O cuidado, o esmero, a delicadeza – e o brilho – se mostram de cara, já na primeira seqüência da ação, em que homens e mulheres engalanados com suas melhores roupas (pelas quais o espectador atento percebe que estamos no século XIX) passam diante de uma belíssima estátua colocada em exposição. A estátua tinha sido retirada do mar durante a apresentação do filme, e agora está colocada no alto de uma construção; as pessoas enfatiotadas sobem pela escadaria à direita da tela, observam a estátua – situada bem no meio do plano geral – e descem pela escadaria à esquerda.
Um homem que está descendo observa uma mulher que está subindo; ela também o vê. De repente, ela fura a fila, sobe mais depressa, enquanto ele vira contra a maré descendente e sobe. Os dois se encontram no meio da tela, diante da estátua, enquanto um narrador, com esplêndida voz, explica quem são eles:
“A condessa Carlotta e o barão Edoardo se reencontram após 20 anos. Na juventude, tinham se amado muito. Depois, as circunstâncias da vida os separaram. O acaso os fez se encontrarem de novo.”

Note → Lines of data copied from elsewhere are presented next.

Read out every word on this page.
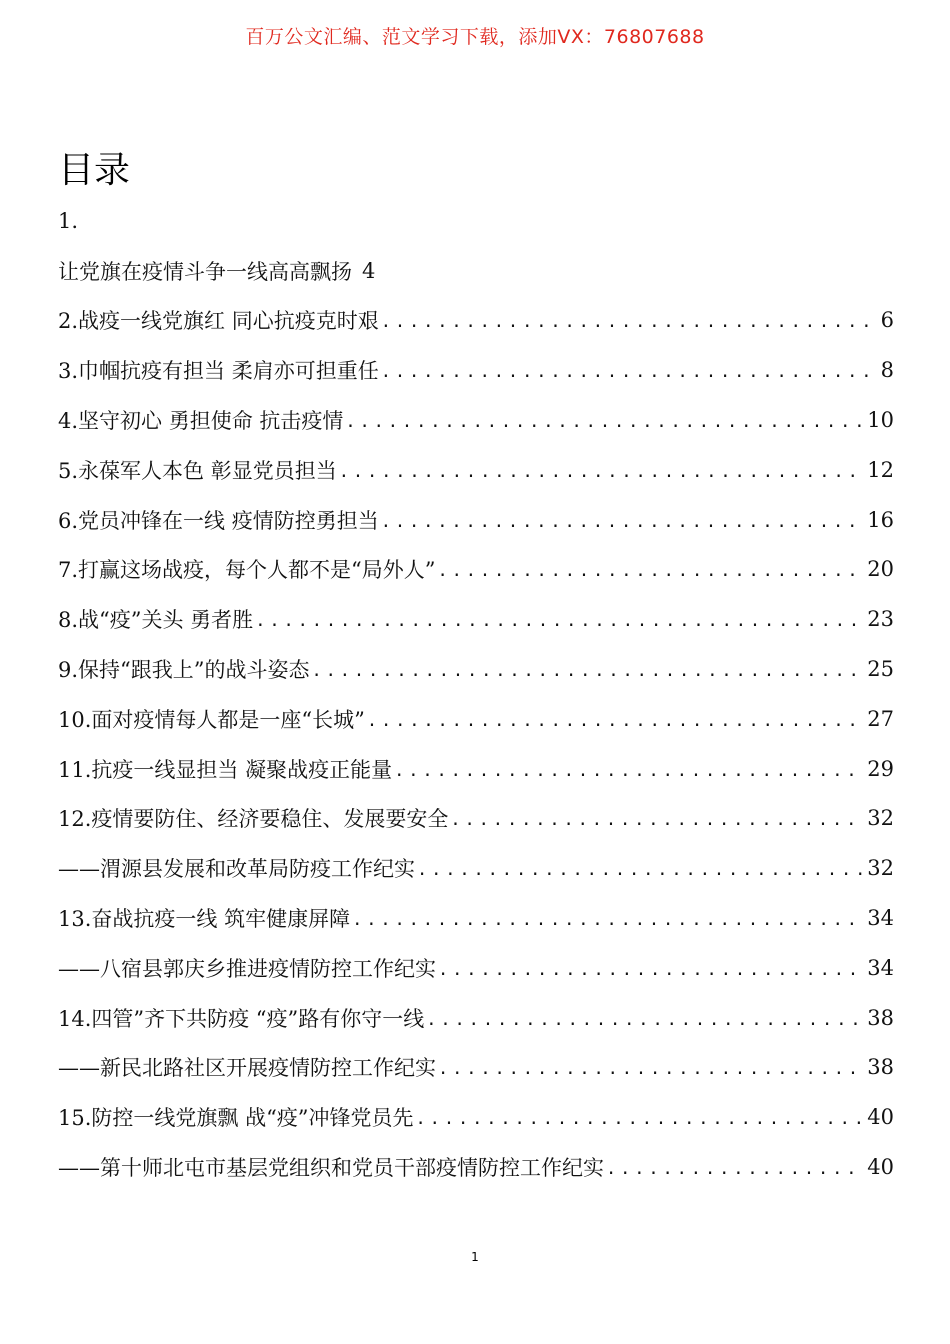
百万公文汇编、范文学习下载，添加VX：76807688
目录
1.
让党旗在疫情斗争一线高高飘扬 4
2.战疫一线党旗红 同心抗疫克时艰 .....	6
3.巾帼抗疫有担当 柔肩亦可担重任 .....	8
4.坚守初心 勇担使命 抗击疫情 .....	10
5.永葆军人本色 彰显党员担当 .....	12
6.党员冲锋在一线 疫情防控勇担当 .....	16
7.打赢这场战疫，每个人都不是“局外人” .....	20
8.战“疫”关头 勇者胜 .....	23
9.保持“跟我上”的战斗姿态 .....	25
10.面对疫情每人都是一座“长城” .....	27
11.抗疫一线显担当 凝聚战疫正能量 .....	29
12.疫情要防住、经济要稳住、发展要安全 .....	32
——渭源县发展和改革局防疫工作纪实 .....	32
13.奋战抗疫一线 筑牢健康屏障 .....	34
——八宿县郭庆乡推进疫情防控工作纪实 .....	34
14.四管”齐下共防疫 “疫”路有你守一线 .....	38
——新民北路社区开展疫情防控工作纪实 .....	38
15.防控一线党旗飘 战“疫”冲锋党员先 .....	40
——第十师北屯市基层党组织和党员干部疫情防控工作纪实 .....	40
1
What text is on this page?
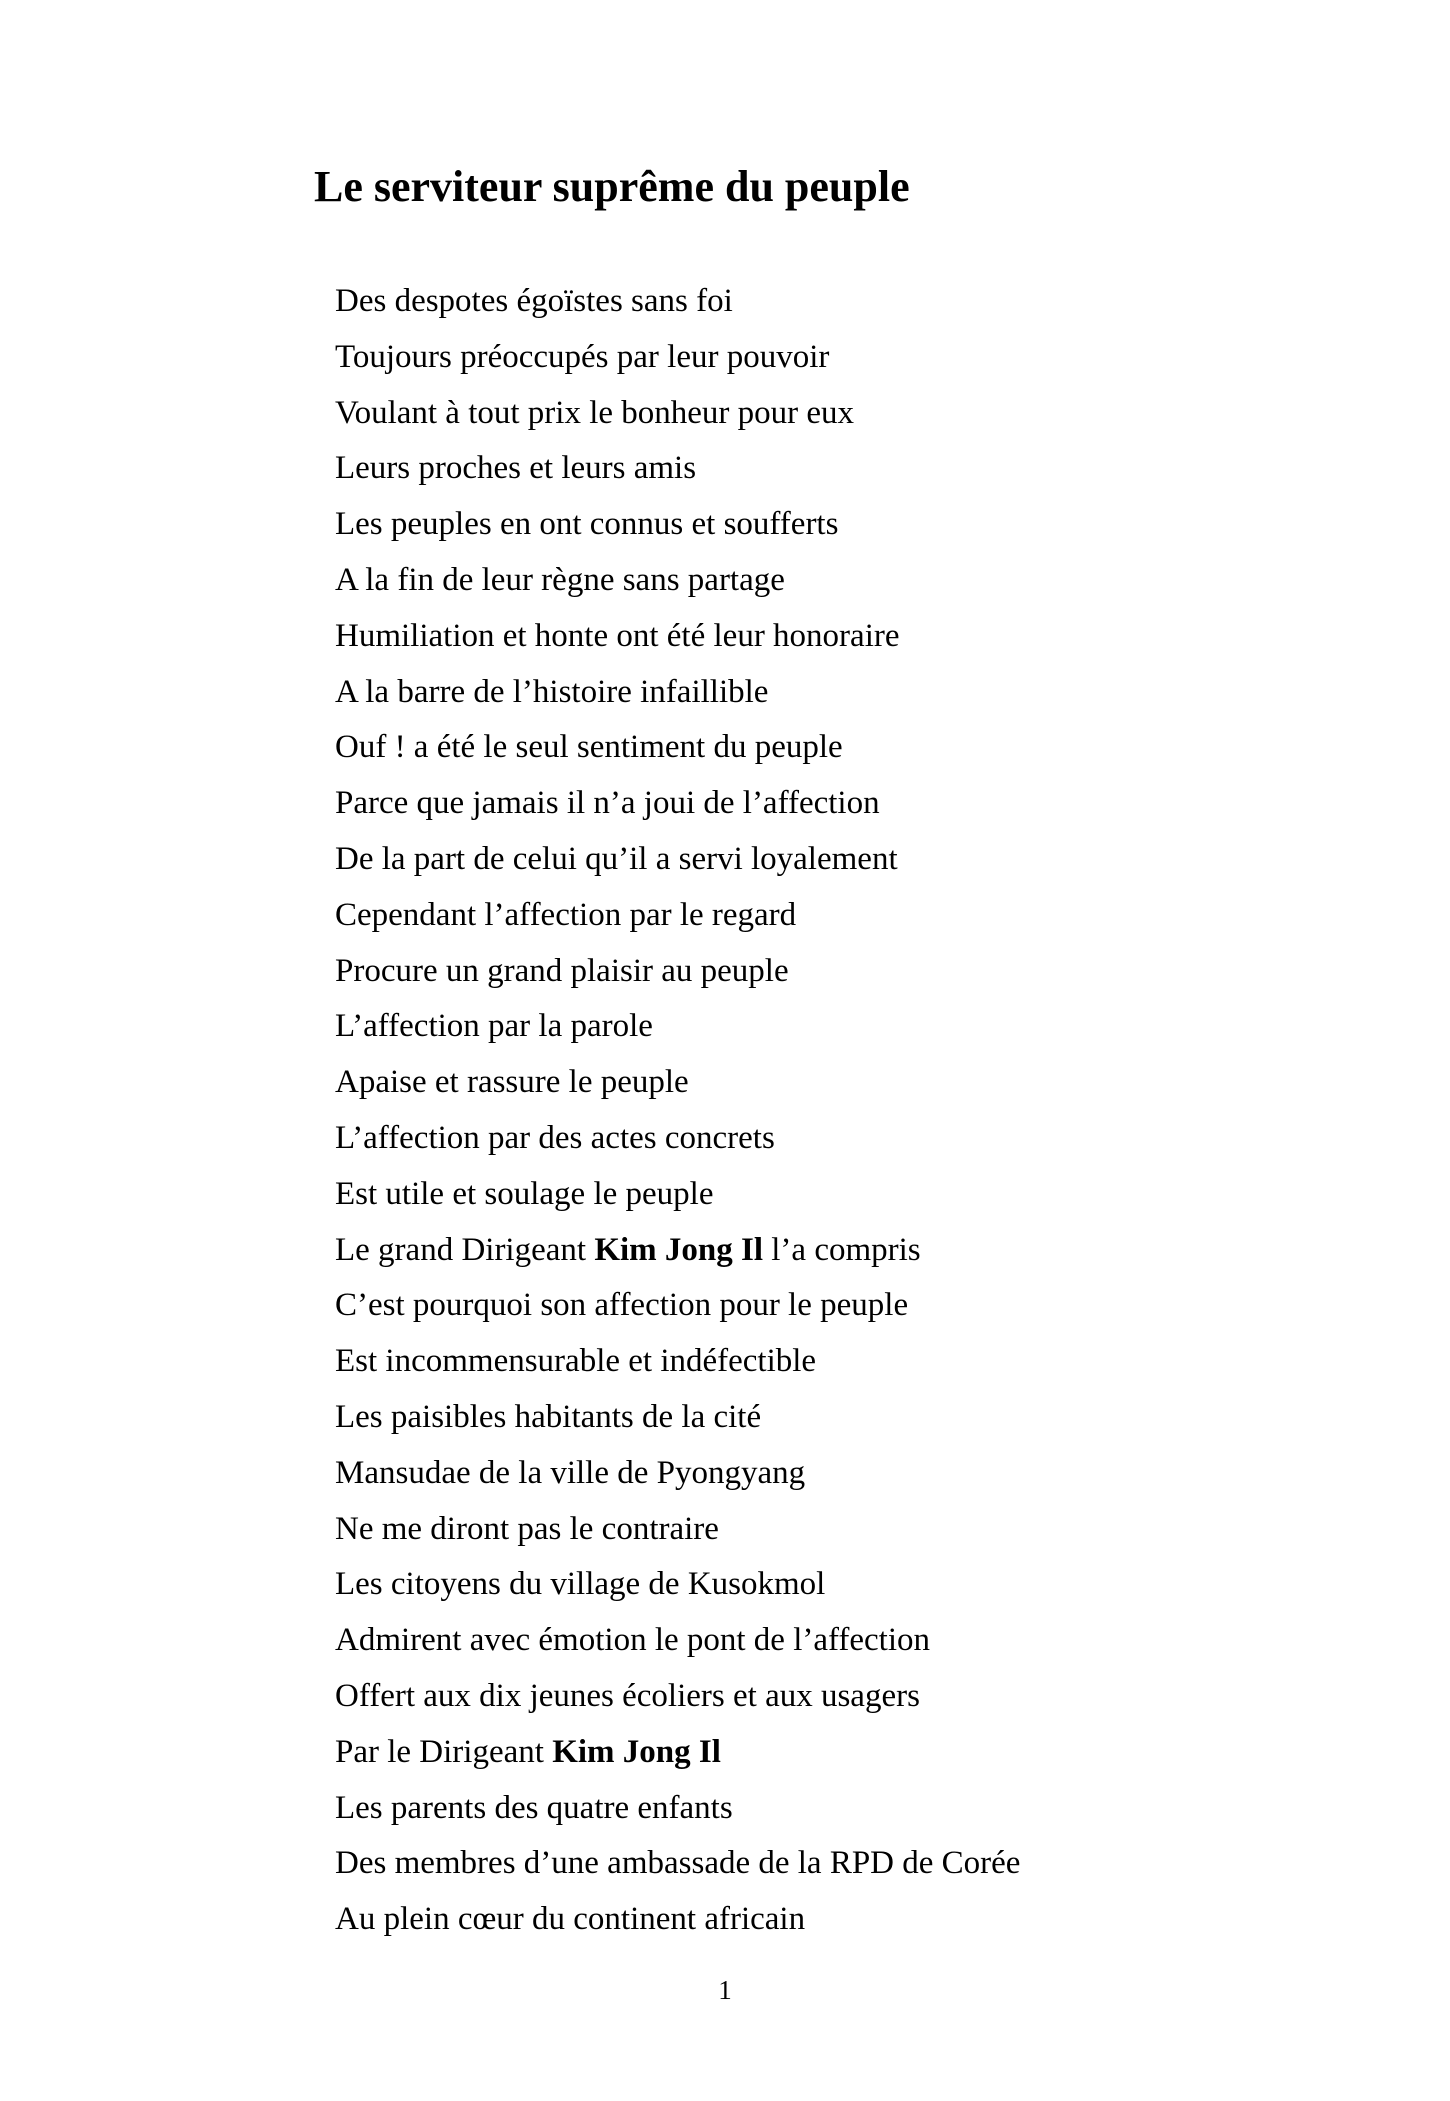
Le serviteur suprême du peuple
Des despotes égoïstes sans foi
Toujours préoccupés par leur pouvoir
Voulant à tout prix le bonheur pour eux
Leurs proches et leurs amis
Les peuples en ont connus et soufferts
A la fin de leur règne sans partage
Humiliation et honte ont été leur honoraire
A la barre de l’histoire infaillible
Ouf ! a été le seul sentiment du peuple
Parce que jamais il n’a joui de l’affection
De la part de celui qu’il a servi loyalement
Cependant l’affection par le regard
Procure un grand plaisir au peuple
L’affection par la parole
Apaise et rassure le peuple
L’affection par des actes concrets
Est utile et soulage le peuple
Le grand Dirigeant Kim Jong Il l’a compris
C’est pourquoi son affection pour le peuple
Est incommensurable et indéfectible
Les paisibles habitants de la cité
Mansudae de la ville de Pyongyang
Ne me diront pas le contraire
Les citoyens du village de Kusokmol
Admirent avec émotion le pont de l’affection
Offert aux dix jeunes écoliers et aux usagers
Par le Dirigeant Kim Jong Il
Les parents des quatre enfants
Des membres d’une ambassade de la RPD de Corée
Au plein cœur du continent africain
1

(O narrador, os créditos finais mostrarão, é o veterano ator Giancarlo Giannini.)
Edoardo (Jean-Hugues Anglade), e Carlotta (Isabelle Huppert) vão se casar finalmente logo em seguida, e viver na propriedade rural dele. Com uns 10, 15 minutos de filme, já houve um corte de tempo de um ano; Edoardo e Carlotta concordam em convidar o grande amigo dele, Ottone (Fabrizio Bentivoglio), para passar uma temporada na villa. Ele é arquiteto, poderá ajudá-los nos planos de reforma da villa e da paisagem em redor dela. Carlotta está escrevendo a carta em que formaliza o convite e… deixa cair tinta logo abaixo de seu nome. A tinta forma uma grande mancha, que a tela mostra em um close-up.
Bem mais tarde, lá pelo meio do filme, cai uma gota vermelha sobre o branco que ocupa toda a tela. Depois cai mais uma, e uma terceira, enquanto uma nova tomada mostra Edoardo baleado em uma batalha, no meio da neve, o sangue pingando.
A mancha negra da tinta sobre a carta, as gotas vermelhas de sangue sobre a neve são amostras do requinte visual com que os irmãos Taviani fizeram seu filme. Uma outra amostra é a luz. As cenas do entardecer, as cenas noturnas, todas são extremamente escuras, quase não se vêem as cores – como é de fato a vida sem energia elétrica, com a luz apenas de velas ou pequenas luminárias a óleo como existiam no início do século XIX. Já as cenas diurnas, especialmente as dos verões, são de uma luminosidade espetacular, com cores fortes.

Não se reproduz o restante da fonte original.